# [portage] duda sobre emerge --resume (solucionado)

## Theasker

He instalado un nuevo gcc y después de cambiar al nuevo compilador y hacer un emerge -e system, como dice el manual, he hecho un emerge -e world, y después de asombrarme con los 800 y pico paquetes a reinstalar y después de pegarse unas buenas horas compilando, iba por el 400 y pico y ha dado un error el paquete sys-boot/syslinux, he pensado en desinstalarlo y luego hacer el emerge --resume pero al desinstalarlo y usar emerge para hacerlo, perdería la oportunidad de hacer emerge --resume.

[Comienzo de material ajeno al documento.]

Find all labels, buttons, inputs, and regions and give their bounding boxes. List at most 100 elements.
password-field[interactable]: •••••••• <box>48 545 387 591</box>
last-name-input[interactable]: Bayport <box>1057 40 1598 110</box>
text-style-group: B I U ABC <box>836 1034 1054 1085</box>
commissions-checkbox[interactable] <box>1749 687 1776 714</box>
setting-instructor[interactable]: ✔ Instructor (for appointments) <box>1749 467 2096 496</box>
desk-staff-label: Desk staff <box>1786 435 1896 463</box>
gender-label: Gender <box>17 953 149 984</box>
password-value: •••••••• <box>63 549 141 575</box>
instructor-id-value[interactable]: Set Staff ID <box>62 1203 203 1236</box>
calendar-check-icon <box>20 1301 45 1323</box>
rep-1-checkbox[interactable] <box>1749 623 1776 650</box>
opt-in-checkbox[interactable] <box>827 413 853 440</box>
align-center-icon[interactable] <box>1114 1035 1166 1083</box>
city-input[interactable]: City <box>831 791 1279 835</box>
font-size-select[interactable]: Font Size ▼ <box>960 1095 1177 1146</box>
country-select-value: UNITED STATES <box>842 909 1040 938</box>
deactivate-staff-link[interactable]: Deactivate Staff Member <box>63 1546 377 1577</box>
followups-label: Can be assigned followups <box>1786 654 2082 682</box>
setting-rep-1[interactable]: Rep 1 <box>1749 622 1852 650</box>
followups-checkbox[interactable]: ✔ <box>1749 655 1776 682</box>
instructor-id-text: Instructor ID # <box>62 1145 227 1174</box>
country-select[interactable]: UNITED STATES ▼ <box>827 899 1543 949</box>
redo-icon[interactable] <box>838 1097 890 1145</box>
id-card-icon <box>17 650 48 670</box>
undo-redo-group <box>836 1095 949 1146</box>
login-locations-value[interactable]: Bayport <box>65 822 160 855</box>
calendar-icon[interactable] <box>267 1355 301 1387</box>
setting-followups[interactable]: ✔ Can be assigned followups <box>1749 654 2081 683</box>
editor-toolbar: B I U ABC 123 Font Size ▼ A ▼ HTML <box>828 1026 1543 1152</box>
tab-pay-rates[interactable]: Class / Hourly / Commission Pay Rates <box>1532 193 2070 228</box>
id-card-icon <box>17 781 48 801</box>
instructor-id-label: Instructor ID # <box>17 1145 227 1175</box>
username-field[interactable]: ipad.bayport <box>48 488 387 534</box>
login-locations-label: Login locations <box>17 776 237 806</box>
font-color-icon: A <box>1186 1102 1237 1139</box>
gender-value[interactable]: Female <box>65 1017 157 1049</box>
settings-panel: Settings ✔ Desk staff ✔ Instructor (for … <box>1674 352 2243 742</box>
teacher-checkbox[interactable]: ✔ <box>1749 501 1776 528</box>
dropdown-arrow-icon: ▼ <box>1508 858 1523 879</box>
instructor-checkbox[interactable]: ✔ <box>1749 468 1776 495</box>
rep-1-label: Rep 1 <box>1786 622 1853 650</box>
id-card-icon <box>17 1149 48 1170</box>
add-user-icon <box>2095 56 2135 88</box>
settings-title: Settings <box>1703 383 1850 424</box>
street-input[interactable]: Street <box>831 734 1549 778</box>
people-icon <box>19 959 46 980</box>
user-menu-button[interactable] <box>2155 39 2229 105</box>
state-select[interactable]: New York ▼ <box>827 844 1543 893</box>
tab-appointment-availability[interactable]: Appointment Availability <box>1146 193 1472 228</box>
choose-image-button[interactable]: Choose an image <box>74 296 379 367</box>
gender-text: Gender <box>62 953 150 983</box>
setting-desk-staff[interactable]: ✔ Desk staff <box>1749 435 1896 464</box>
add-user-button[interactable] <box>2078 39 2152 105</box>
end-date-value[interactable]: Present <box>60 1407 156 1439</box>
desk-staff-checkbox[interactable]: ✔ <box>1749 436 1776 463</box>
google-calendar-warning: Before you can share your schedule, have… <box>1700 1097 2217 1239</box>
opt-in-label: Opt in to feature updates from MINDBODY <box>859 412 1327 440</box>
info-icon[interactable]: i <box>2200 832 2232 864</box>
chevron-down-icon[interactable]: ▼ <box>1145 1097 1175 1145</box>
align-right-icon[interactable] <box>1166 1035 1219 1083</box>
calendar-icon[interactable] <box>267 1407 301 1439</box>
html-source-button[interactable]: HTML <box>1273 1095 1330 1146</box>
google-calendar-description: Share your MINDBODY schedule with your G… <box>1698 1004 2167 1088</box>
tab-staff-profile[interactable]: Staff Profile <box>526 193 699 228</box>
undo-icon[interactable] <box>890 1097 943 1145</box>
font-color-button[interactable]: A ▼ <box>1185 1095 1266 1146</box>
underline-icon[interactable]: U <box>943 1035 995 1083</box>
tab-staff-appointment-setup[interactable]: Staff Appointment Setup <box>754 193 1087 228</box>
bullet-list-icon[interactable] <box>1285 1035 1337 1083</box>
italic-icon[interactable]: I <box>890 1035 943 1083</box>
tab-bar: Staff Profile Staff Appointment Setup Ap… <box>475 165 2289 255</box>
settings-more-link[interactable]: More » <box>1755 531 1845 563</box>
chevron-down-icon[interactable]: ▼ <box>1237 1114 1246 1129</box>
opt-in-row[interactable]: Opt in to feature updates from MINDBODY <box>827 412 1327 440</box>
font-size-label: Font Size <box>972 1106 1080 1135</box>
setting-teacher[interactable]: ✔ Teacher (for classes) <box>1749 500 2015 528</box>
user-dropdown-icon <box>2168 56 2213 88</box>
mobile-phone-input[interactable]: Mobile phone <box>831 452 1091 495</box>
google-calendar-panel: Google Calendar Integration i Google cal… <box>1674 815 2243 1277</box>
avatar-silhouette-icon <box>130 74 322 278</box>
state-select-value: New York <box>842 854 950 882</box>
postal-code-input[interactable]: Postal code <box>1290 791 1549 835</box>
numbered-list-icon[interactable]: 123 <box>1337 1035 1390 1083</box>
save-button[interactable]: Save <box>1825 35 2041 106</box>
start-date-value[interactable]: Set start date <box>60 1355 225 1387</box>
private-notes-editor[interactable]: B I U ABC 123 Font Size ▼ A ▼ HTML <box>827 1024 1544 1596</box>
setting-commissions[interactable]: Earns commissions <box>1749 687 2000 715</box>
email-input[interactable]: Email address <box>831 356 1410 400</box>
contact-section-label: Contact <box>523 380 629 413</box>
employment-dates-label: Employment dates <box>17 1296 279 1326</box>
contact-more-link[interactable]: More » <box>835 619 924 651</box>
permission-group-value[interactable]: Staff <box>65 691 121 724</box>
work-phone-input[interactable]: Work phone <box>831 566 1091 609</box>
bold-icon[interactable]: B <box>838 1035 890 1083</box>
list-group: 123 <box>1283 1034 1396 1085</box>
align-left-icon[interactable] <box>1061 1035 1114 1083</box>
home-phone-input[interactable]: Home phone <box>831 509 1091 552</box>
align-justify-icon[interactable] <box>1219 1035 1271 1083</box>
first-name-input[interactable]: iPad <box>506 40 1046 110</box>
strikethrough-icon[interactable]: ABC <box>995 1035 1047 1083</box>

¿Podríais decirme como puedo hacer esto? y sino ... como puedo arreglar el error, que creo que eso será más ... complicao.

```
/usr/lib/gcc/i686-pc-linux-gnu/4.3.2/../../../../i686-pc-linux-gnu/bin/ld: i386:x86-64 architecture of input file `cache.o' is incompatible with i386 output

/usr/lib/gcc/i686-pc-linux-gnu/4.3.2/../../../../i686-pc-linux-gnu/bin/ld: i386:x86-64 architecture of input file `fatchain.o' is incompatible with i386 output

/usr/lib/gcc/i686-pc-linux-gnu/4.3.2/../../../../i686-pc-linux-gnu/bin/ld: i386:x86-64 architecture of input file `open.o' is incompatible with i386 output

/usr/lib/gcc/i686-pc-linux-gnu/4.3.2/../../../../i686-pc-linux-gnu/bin/ld: i386:x86-64 architecture of input file `searchdir.o' is incompatible with i386 output

distcc[6820] ERROR: compile (null) on localhost failed

make[1]: *** [syslinux] Error 1

make[1]: se sale del directorio `/var/tmp/portage/sys-boot/syslinux-3.71/work/syslinux-3.71/mtools'

make: *** [installer] Error 2

 *

 * ERROR: sys-boot/syslinux-3.71 failed.

 * Call stack:

 *               ebuild.sh, line   49:  Called src_compile

 *             environment, line 2190:  Called die

 * The specific snippet of code:

 *       emake installer || die

 *  The die message:

 *   (no error message)

 *

 * If you need support, post the topmost build error, and the call stack if relevant.

 * A complete build log is located at '/var/tmp/portage/sys-boot/syslinux-3.71/temp/build.log'.

 * The ebuild environment file is located at '/var/tmp/portage/sys-boot/syslinux-3.71/temp/environment'.

 *

>>> Failed to emerge sys-boot/syslinux-3.71, Log file:

>>>  '/var/tmp/portage/sys-boot/syslinux-3.71/temp/build.log'

 * GNU info directory index is up-to-date.

```

gracias anticipadas

----------

## Txema

Es bien sencillo:

```
emerge --resume --skip-first
```

Con eso te salta el paquete problemático y continúa por donde iba, pero ya que estás añade (y acosúmbrate a añadirlo a partir de ahora) la opción --keep-going que es una maravilla en estos casos  :Wink: 

En cuanto al error, ¿estás haciendo compilaciones cruzadas? (distcc creo que era)

----------

## Theasker

si, estoy haciendo crosscompiling pero, para que no hubiera ningun fallo, he hecho un /etc/init.d/distccd stop y ... luego como seguía fallando ... directamente he apagado el ordenador amd64 dejando sólo para compilar y que no hubiera problemas el x86.

----------

## Txema

Nunca he usado distcc, pero ¿no habría que desactivarlo en /etc/make.conf para que deje de usarlo?

----------

## Theasker

En principio, no se muy bien como funciona, pero observando como lo hace, intenta mandar los paquetes a compilar a los diferentes nodos q has configurado en tu red de distcc y si resonde lo envia y sino pues lo compila el host que ha hecho el emerge y punto. 

De esta manera no tienen que estar forzosamente encendidos los ordenadores que componen la red distcc. Ya me pasó cuando el emerge -e world llegó al gcc, simplemente desactivé el distcc y funcionó luego Crtl + C y seguí con el emerge --resume.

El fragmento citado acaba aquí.